MOVIMENTO

Servidores públicos protestam em Porto Alegre contra reforma do IPE Saúde

Manifestação reuniu cerca de 5 mil servidores do estado que se mobilizaram contra aumento dos descontos do IPE Saúde e por melhorias salariais
Da Redação / Publicado em 26 de abril de 2023

Foto: Sindsepe/RS/ Divulgação

Servidores do estado pediram reajuste salarial e protestaram contra reforma do IPE Saúde, que desconta mais de quem ganha menos

Foto: Sindsepe/RS/ Divulgação

Cerca de 5 mil servidores públicos marcharam pelas ruas do centro de Porto Alegre, na manhã desta quarta-feira, 26, pela revisão geral dos vencimentos e a abertura imediata de uma mesa de negociação com o governo, e em defesa do IPE Saúde.

No final da tarde de terça, integrantes da Frente dos Servidores Públicos (FSP/RS) foram recebidos pelo chefe da Casa Civil, Artur Lemos, que não deu qualquer sinal positivo de que o governo irá atender as demandas do funcionalismo, ainda que parcialmente.
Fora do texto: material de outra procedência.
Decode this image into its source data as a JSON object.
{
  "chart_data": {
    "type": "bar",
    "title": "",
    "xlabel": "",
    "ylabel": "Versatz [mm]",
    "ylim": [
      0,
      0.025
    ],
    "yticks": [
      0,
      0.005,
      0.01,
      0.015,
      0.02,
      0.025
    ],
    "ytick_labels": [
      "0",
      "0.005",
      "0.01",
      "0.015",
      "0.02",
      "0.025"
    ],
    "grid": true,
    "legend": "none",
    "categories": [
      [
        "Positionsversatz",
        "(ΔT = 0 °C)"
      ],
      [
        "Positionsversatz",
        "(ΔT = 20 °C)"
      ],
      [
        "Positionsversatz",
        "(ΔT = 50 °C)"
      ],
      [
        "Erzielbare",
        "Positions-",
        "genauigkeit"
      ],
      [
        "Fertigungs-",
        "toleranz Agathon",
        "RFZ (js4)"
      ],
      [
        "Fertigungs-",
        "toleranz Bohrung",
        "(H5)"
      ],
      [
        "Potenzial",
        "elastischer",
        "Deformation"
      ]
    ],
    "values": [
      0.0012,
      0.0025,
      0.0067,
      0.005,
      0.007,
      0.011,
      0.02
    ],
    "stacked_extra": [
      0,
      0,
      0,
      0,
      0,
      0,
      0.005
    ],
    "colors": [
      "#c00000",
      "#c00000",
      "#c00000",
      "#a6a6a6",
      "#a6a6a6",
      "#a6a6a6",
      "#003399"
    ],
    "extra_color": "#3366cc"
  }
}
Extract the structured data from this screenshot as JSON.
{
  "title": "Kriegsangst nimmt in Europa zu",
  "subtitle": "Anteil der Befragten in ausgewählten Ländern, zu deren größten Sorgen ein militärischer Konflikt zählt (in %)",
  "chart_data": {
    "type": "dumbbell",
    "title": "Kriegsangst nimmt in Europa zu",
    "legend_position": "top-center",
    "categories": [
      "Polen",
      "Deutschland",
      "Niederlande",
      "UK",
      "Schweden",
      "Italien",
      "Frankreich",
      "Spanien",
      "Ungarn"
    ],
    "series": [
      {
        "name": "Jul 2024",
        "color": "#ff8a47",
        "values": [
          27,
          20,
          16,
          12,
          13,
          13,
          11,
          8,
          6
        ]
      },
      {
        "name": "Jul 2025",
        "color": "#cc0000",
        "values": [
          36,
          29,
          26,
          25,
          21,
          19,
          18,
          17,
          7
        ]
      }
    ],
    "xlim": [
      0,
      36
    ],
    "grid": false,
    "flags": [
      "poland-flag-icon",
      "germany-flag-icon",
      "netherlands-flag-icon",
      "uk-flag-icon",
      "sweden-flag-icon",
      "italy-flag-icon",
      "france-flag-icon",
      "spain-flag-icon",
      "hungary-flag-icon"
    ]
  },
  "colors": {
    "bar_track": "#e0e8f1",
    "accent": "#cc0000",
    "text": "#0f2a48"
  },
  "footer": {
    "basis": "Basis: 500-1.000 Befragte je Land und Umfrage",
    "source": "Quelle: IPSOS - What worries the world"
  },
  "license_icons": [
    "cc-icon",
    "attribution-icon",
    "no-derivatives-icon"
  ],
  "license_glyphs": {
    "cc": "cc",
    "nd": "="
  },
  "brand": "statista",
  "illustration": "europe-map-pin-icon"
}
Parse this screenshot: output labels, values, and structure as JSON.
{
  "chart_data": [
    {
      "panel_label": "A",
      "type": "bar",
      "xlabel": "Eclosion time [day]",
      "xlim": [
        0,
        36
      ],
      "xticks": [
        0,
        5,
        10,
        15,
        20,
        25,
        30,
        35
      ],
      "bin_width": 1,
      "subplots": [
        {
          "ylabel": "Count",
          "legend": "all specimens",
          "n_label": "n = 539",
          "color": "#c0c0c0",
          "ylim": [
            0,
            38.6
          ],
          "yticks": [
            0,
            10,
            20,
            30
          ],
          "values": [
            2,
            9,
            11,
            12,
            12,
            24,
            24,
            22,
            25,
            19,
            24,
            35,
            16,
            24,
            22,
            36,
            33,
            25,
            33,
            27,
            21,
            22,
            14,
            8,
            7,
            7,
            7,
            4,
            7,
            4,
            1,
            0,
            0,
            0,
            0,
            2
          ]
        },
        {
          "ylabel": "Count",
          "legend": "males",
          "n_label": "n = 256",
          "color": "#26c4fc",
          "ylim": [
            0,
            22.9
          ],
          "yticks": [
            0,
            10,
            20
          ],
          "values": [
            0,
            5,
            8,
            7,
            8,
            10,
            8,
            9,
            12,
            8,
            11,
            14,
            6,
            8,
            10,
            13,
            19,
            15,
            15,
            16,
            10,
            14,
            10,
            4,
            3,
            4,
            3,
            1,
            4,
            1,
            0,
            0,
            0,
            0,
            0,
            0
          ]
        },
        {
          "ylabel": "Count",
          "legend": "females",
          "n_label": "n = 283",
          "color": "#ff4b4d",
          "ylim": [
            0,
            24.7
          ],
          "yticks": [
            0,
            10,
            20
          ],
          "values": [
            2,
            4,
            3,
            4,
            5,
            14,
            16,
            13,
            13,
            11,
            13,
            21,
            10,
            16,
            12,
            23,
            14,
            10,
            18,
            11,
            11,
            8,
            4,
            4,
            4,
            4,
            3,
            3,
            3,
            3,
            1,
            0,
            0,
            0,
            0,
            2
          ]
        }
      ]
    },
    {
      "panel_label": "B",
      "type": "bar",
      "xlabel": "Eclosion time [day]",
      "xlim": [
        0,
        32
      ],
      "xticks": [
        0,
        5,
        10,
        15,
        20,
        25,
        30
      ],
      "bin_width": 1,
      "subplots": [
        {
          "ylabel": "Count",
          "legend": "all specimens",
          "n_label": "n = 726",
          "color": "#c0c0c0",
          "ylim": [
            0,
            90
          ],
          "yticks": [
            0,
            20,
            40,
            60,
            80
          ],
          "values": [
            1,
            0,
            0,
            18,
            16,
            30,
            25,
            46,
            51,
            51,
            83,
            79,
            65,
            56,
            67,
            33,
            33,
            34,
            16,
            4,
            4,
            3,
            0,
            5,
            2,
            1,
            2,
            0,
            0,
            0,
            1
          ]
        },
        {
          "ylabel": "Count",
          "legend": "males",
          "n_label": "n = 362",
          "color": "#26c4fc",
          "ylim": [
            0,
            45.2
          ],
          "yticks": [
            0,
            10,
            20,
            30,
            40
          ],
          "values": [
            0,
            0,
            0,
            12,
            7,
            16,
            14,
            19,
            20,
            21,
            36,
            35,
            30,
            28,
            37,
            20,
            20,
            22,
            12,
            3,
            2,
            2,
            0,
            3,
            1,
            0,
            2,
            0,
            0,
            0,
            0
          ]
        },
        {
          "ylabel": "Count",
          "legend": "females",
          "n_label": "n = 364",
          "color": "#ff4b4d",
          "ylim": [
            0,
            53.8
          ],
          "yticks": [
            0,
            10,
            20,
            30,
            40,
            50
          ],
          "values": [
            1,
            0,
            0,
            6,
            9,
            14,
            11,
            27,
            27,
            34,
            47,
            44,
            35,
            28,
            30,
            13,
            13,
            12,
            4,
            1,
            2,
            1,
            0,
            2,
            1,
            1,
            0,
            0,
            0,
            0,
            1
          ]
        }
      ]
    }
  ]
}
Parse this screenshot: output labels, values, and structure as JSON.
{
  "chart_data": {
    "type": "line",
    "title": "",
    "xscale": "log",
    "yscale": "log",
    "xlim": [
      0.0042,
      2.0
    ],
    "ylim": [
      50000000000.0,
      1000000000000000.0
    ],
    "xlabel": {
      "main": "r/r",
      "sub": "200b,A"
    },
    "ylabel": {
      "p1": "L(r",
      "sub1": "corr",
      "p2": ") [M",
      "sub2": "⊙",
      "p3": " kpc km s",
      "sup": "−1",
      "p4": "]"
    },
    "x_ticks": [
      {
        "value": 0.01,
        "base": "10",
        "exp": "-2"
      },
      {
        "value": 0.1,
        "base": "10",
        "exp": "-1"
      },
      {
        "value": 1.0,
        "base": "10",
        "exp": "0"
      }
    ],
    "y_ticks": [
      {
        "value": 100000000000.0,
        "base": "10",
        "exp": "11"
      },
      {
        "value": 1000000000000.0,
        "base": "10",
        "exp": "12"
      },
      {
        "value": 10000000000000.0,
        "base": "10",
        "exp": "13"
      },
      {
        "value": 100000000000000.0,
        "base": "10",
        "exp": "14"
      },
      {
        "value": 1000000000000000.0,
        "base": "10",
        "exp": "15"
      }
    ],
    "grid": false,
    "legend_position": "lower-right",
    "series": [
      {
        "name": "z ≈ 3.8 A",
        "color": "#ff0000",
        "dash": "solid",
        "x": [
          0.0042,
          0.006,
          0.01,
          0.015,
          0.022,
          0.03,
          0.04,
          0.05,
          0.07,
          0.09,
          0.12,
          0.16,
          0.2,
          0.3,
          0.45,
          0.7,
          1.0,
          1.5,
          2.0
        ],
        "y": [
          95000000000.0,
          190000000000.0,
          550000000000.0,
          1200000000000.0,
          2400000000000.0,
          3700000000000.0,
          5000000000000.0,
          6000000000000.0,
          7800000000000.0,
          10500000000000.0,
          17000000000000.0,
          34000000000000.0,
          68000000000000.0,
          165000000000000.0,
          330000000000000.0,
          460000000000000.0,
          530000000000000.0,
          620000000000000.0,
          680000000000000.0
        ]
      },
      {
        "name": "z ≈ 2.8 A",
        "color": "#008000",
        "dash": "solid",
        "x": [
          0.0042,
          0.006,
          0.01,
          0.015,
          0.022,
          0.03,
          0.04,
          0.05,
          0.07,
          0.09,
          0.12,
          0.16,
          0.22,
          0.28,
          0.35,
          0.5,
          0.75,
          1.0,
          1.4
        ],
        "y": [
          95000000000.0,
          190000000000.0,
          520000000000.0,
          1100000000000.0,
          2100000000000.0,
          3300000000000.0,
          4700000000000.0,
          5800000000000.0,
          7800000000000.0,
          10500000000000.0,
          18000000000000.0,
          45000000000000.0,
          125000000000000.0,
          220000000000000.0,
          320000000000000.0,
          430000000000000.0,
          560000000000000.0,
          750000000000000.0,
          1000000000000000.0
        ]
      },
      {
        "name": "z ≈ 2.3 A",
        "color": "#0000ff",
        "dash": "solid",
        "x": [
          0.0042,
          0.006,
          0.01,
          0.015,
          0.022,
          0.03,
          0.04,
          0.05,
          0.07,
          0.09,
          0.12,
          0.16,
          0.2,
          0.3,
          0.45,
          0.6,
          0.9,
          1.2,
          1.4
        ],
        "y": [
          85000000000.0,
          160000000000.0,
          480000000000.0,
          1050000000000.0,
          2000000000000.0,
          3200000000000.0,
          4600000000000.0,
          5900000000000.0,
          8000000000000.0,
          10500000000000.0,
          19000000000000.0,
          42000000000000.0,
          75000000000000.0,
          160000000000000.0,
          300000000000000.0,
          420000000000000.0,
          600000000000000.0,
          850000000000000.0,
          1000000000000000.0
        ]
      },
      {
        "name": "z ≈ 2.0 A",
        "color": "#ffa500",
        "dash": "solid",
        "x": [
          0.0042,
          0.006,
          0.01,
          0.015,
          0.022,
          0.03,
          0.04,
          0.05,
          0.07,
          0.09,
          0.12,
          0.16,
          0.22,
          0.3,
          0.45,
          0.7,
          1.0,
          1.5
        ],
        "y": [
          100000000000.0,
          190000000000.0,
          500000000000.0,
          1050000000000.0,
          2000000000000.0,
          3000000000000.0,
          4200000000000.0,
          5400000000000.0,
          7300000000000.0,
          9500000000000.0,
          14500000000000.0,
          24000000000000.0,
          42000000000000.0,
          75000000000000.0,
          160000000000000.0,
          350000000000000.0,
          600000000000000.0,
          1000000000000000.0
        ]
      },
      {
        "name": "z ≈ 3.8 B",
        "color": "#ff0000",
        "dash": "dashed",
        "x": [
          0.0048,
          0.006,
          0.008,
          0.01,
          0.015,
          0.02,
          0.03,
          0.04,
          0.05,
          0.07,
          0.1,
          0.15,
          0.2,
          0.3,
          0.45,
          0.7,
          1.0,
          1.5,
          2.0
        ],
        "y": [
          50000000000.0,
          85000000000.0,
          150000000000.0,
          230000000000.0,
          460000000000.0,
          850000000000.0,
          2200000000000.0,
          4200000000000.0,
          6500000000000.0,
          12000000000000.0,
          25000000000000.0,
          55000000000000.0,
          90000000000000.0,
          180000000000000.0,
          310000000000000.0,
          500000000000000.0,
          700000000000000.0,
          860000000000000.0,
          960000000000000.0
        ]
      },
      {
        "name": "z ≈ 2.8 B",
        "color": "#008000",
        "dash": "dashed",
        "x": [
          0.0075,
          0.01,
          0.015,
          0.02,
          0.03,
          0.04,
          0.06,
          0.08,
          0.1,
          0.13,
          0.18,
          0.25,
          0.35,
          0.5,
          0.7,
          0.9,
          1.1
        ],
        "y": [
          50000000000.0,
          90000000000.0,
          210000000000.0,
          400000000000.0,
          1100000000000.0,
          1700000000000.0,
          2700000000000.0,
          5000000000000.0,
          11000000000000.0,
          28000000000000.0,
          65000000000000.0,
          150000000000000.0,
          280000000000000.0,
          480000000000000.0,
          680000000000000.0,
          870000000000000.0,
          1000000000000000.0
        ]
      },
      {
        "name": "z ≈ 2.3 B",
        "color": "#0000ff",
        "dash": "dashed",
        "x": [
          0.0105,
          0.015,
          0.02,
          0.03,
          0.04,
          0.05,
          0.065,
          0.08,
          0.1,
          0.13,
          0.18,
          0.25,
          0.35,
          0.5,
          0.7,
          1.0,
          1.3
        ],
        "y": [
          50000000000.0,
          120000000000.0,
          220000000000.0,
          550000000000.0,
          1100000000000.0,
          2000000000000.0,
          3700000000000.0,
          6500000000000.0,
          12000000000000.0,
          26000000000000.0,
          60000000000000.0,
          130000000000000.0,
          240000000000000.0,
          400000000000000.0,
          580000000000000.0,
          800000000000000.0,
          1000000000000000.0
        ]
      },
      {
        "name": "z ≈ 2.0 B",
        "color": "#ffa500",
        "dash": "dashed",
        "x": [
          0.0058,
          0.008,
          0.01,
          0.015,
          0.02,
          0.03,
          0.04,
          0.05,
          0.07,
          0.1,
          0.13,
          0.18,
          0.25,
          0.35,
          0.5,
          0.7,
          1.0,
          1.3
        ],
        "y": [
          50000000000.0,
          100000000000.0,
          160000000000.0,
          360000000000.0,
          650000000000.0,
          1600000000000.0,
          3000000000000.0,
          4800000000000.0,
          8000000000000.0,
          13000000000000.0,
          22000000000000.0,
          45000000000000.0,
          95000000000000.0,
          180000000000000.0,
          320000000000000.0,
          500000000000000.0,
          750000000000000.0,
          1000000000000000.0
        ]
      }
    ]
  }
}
A manifestação começou por volta de 9h, em frente ao prédio do IPE, no bairro Praia de Belas. No local, portando uma ficha de filiação simbólica, manifestantes convidaram o presidente do IPE, Bruno Jatene, a descer e preencher o documento, se associando ao plano de saúde e previdência.

“Durante a pandemia, quem mais trabalhou foi o pessoal da saúde. Agora, essa parcela do funcionalismo, que recebe menos, será a mais prejudicada com a reforma do IPE. Não podemos permitir que isso aconteça, não vamos arredar o pé, até o governo ceder”, disse Rogério Viana, dirigente do Sindsepe/RS.

Às 10h30, seguiram em caminhada em direção ao Palácio Piratini, no centro da capital. No caminho, uma parada na frente do Centro Administrativo, onde funciona a Secretaria de Educação, para protestar contra a Reforma do Ensino Médio, dessa vez com a participação de militantes do Movimento Estudantil.

A caminhada seguiu pela avenida Borges de Medeiros e ao chegar à Praça da Matriz aconteceu a terceira intervenção: nove carrinhos de supermercado, referentes aos últimos nove anos sem reajuste, foram enfileirados.

Em cada um deles uma placa indicava o ano e a inflação do período, com os produtos que eram possíveis de ser adquiridos com o salário de cada ano. Assim, ia de um carrinho cheio em 2014 a um completamente vazio em 2022.

Nas falas de protesto, ressaltou-se a total falta de empatia do atual governo com o funcionalismo público, especialmente no que se refere às condições de trabalho, à remuneração e à valorização do servidor, o que acaba respingando na população que precisa do serviço público. A reforma do IPE seria mais um capítulo do desmonte pretendido pelos governos ultraliberais, como Eduardo Leite, que usam o sucateamento sucessivo do serviço público como estratégia para privatizá-lo.